The Man Behind Outside Magazine

At his home outside Santa Fe, N.M, Larry Burke is living the good life.

"The sun sets right over there," he told Sunday Morning correspondent Serena Altschul. "We're actually looking at the Jemez Mountains."

To begin with, his home is a stunning, 220-acre, mountain-top ranch. It's all the room he needs to indulge his passion for the outdoors. He says he tries to ride his horses about three to four times a week.

What makes Burke truly lucky, though, is that it was his love for the outdoors which brought him all this in the first place. Thirty years ago, Burke founded Outside magazine. Now, with more than 2.25 million readers a month, it's America's leading active lifestyle magazine.

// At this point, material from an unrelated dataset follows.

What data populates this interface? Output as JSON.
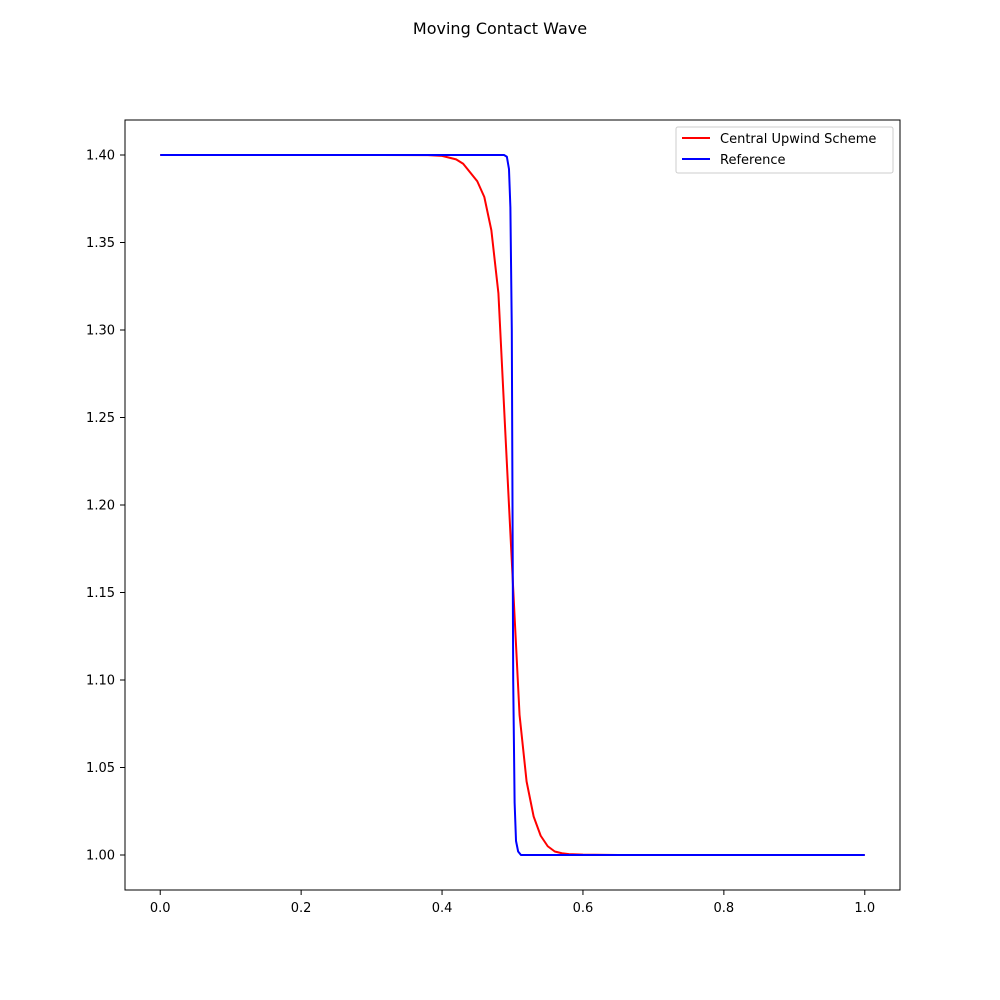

"I couldn't have a job that for me is any more satisfying than for what Outside has provided me, because it really is all about my life," he said. "I live it."

Outside's headquarters is also in Santa Fe, the perfect location from which to report on everything from mountain biking to rock climbing to kayaking and more.

"It's about inspiring you to live a more active, rigorous, adventurous life," Outside's Editor Chris Keyes said. "At a time when so many people are living more and more sedentary lives, we want this magazine every month to come to people's doorsteps and just inspire people to get outside."

And the staff practices what they preach. Keyes and his co-workers often begin their day with a run in the hills near the office. Another group goes for a lunch-hour ride. Early last Saturday morning, Outside editor Justin Nyberg raced 12 miles up the Aspen Vista trail.

"The thing I like best about Outside is that you're combining your play with your work," he said. "And so, it's that old saying, if you combine your passion with your work you never have to work another day in your life and that's kind of what we're about, so we have fun."

Other contributors climb Mt. Everest or hike and bike and paddle their way around the world, reporting on health and fitness and related topics.

"We had heard these rumors that Viagra was being used for altitude sickness," Keyes said. "So, we sent him with a bunch of Viagra as our lab rat to try it on the mountain."

"Him" was contributor Nick Hyle.

"Certainly taking Viagra on Everest was one of my more bizarre experiences," Hyle said. "And I should state here for the record it was to enhance my climbing performance, and I can also state here for the record that it does not enhance your climbing performance."

Back at his ranch Burke is working hard doing what he's done for the past 30 years, inspiring others to share his passion for anything outside.

"I have probably done everything we cover in Outside magazine except hang gliding," he said. "I've climbed, I've skied the back country, I kayak, I wind-surf, I sail, I ride horses competitively. It doesn't matter really whether you're taking a jog in Central Park or climbing Mt. Everest, but if you're not getting outside you're missing a big part of being alive."